Officials have also declined to say how much of the 1.73 million barrels a day it produces they’re protecting, nor to what extent they’re using put options or a budget stabilization fund to guarantee government revenue.

All they have disclosed is that the 2020 hedge guarantees an average price for Maya of $49 a barrel.

(Graphic: Mexico oil hedge – https://fingfx.thomsonreuters.com/gfx/editorcharts/MEXICO-OIL-HEDGE/0H001QEEL6ZW/eikon.png)

Since 2001, Mexico has received three payouts up until the end of last year: in 2009, 2015 and 2016, the data showed.

Nevertheless, those three payments were so large the finance ministry could argue it was still ahead – at least before including the cost of the 2020 program.

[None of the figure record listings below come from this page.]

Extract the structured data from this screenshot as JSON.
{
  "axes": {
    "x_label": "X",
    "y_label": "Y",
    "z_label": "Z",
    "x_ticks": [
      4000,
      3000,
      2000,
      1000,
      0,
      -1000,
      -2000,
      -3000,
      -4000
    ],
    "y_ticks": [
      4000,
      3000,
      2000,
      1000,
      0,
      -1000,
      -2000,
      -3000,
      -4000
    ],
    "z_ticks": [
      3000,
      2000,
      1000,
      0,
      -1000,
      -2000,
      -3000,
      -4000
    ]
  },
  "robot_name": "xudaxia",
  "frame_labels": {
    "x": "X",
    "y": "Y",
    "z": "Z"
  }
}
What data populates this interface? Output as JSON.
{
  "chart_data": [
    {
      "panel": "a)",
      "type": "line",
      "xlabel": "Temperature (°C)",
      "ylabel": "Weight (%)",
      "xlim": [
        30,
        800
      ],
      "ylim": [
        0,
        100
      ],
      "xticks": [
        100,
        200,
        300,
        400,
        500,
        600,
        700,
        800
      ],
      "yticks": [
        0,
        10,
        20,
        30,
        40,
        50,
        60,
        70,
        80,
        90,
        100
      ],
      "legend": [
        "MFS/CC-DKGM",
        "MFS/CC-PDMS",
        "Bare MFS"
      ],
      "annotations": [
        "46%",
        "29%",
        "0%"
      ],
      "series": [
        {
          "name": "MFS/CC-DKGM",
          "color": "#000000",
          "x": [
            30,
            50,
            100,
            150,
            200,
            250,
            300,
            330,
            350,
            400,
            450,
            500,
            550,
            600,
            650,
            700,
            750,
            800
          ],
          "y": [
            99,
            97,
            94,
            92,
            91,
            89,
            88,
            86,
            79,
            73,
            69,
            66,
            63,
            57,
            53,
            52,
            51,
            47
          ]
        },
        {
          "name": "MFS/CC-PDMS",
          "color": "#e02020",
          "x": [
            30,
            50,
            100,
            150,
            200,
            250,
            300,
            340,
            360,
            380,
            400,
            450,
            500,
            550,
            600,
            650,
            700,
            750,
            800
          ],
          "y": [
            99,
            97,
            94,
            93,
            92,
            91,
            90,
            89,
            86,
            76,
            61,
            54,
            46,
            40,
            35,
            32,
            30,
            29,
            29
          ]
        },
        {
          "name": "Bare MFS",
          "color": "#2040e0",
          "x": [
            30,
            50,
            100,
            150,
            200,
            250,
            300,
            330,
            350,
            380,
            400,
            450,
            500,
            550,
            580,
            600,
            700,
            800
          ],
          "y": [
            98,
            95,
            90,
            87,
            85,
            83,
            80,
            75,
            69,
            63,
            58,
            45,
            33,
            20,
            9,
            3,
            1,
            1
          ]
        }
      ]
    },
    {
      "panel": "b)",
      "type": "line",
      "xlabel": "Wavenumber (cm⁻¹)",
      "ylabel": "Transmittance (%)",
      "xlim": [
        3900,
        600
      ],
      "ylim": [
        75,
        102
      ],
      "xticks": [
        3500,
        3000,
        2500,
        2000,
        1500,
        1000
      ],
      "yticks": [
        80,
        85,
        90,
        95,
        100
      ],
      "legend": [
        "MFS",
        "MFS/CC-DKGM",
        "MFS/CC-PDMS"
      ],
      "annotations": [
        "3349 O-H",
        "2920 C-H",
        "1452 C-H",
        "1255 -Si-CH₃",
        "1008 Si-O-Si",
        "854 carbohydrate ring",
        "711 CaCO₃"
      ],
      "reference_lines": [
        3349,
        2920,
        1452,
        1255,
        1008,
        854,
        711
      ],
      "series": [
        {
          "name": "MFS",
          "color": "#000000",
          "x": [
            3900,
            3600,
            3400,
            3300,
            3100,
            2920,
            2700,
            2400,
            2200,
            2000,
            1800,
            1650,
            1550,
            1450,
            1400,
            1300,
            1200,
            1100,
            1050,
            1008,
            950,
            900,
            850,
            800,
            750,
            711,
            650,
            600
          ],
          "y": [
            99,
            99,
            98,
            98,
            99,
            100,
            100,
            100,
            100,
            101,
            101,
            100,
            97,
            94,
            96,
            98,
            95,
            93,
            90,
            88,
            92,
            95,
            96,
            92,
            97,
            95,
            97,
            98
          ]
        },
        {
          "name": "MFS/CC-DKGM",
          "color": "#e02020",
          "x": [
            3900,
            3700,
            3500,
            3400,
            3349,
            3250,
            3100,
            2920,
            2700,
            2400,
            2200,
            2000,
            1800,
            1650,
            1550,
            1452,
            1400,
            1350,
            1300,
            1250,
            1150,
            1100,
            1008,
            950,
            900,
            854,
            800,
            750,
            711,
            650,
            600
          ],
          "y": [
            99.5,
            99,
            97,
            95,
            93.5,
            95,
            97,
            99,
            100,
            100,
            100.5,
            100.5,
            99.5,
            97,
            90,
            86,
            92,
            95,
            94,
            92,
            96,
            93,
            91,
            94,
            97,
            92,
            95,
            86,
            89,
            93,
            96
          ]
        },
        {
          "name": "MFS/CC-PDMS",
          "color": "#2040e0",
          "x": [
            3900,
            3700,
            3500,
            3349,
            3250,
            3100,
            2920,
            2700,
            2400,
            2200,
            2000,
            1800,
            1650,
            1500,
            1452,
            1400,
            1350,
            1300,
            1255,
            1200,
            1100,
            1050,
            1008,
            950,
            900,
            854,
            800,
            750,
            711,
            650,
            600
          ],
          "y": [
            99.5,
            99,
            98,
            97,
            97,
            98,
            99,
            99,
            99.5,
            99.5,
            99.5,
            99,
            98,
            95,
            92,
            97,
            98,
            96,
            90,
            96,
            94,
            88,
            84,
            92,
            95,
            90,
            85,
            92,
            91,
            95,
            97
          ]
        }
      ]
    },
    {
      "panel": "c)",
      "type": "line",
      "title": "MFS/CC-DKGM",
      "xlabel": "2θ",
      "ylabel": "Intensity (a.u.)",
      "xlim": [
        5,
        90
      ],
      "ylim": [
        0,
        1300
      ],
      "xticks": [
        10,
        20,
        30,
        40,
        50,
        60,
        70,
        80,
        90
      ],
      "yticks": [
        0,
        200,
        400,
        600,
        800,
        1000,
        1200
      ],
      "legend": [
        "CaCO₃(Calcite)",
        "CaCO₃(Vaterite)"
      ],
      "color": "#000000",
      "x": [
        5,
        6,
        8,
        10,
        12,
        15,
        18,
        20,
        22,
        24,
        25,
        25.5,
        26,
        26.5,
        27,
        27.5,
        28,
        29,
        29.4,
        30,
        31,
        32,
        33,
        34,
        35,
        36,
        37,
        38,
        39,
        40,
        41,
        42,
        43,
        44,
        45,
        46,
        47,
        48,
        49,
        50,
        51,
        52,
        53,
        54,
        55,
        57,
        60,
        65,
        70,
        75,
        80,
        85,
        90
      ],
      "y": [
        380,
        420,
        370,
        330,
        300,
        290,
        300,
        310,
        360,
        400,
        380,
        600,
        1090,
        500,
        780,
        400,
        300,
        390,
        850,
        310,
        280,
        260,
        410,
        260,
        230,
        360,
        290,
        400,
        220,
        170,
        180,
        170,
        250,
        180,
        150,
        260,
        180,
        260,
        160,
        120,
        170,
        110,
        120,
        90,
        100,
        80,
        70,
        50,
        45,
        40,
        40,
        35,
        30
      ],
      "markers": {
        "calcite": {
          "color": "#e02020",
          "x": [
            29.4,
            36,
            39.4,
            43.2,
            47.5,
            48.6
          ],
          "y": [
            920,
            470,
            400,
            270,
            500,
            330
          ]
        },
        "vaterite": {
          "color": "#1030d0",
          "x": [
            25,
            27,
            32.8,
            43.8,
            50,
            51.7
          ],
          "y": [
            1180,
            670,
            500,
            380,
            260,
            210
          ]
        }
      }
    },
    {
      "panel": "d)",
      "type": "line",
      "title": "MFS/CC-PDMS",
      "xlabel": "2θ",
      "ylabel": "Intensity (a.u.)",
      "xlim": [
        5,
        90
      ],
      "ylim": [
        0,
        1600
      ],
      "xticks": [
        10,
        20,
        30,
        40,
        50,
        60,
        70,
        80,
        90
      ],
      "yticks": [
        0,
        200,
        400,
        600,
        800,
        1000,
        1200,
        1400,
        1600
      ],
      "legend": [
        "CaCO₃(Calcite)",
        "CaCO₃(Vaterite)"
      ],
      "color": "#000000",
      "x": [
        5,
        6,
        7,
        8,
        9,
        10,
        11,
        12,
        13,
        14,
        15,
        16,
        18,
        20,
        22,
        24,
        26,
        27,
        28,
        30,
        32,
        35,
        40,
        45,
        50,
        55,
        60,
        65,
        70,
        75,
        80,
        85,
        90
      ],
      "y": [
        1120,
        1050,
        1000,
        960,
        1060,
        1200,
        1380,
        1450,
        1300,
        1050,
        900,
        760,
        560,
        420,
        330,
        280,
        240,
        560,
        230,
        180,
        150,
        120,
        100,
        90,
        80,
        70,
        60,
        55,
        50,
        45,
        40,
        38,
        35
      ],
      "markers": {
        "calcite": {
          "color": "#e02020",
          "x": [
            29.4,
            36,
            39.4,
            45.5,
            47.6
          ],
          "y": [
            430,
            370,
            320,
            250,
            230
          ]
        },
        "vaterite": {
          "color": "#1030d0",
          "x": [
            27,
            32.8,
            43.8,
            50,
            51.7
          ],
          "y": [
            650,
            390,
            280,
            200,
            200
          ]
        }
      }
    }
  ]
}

Mexico has also taken other steps to cover its tracks. In response to further questions in Reuters’ records request, Mexico’s transparency institute said additional information about the hedge had been sealed for five years.

It cited the finance ministry as saying revealing details could increase costs, affect Mexico’s monetary policy and financial stability and create systemic financial risk.

“This is part of Mexico’s strategy to leave banks and oil majors in the dark about what they are buying and how much they are paying,” said Gomez.

Asked about specifics at a news conference on Jan. 9, Mexican official Yorio highlighted the importance of the overhaul of the pricing formulas that underpin Mexico’s oil exports.

Last year, Mexico changed the pricing formula for Maya sales to the U.S. Gulf Coast to be based 65% on U.S. West Texas Intermediate in Houston – a light sweet crude which is the most traded U.S. Gulf Coast grade – and 35% on Brent futures.

Before, it had been derived from West Texas Sour, Dated Brent and other grades that have become less traded markets. The formula also previously included fuel oil rich in sulphur, which has been hit by new rules requiring ships to use cleaner fuel.

FUND OR OPTIONS

Mexican officials involved in the hedge in the past said the government may be considering increasing its use of the stabilization fund to guarantee oil prices as a supplement to financial instruments.

From the mid-2010s, Mexico started to lock in part of its target oil price with the fund to contain the costs of the options it buys from banks and major oil companies.

For example, Mexico locked in a price of $79 for its 2015 hedge, with $76.40 guaranteed by options and the remaining $2.60 backed by the fund. In 2017, the last time the ministry released such information, $4 of its $42 hedge was covered by the fund.

Gomez and Julio Ruiz, another former official involved in the hedge until 2018, said Mexico was expected to expand this strategy in the coming years but cautioned it would struggle to keep enough money in the fund to hedge oil exports fully.

“They would have to accumulate a larger amount of resources in this fund,” Gomez said.

Nevertheless, those changes would do little to ease the concerns of some who believe Mexico spends too much on the hedge, said Ruiz, adding that guaranteeing oil revenue was still necessary given the pressures on Mexico and state-owned Pemex, the world’s most heavily indebted oil company.

“In congress, many will say they don’t agree with how this money is spent, and that it shouldn’t be spent on the oil hedging program,” Ruiz said.

“But Mexico’s finances would become a lot more volatile without it.”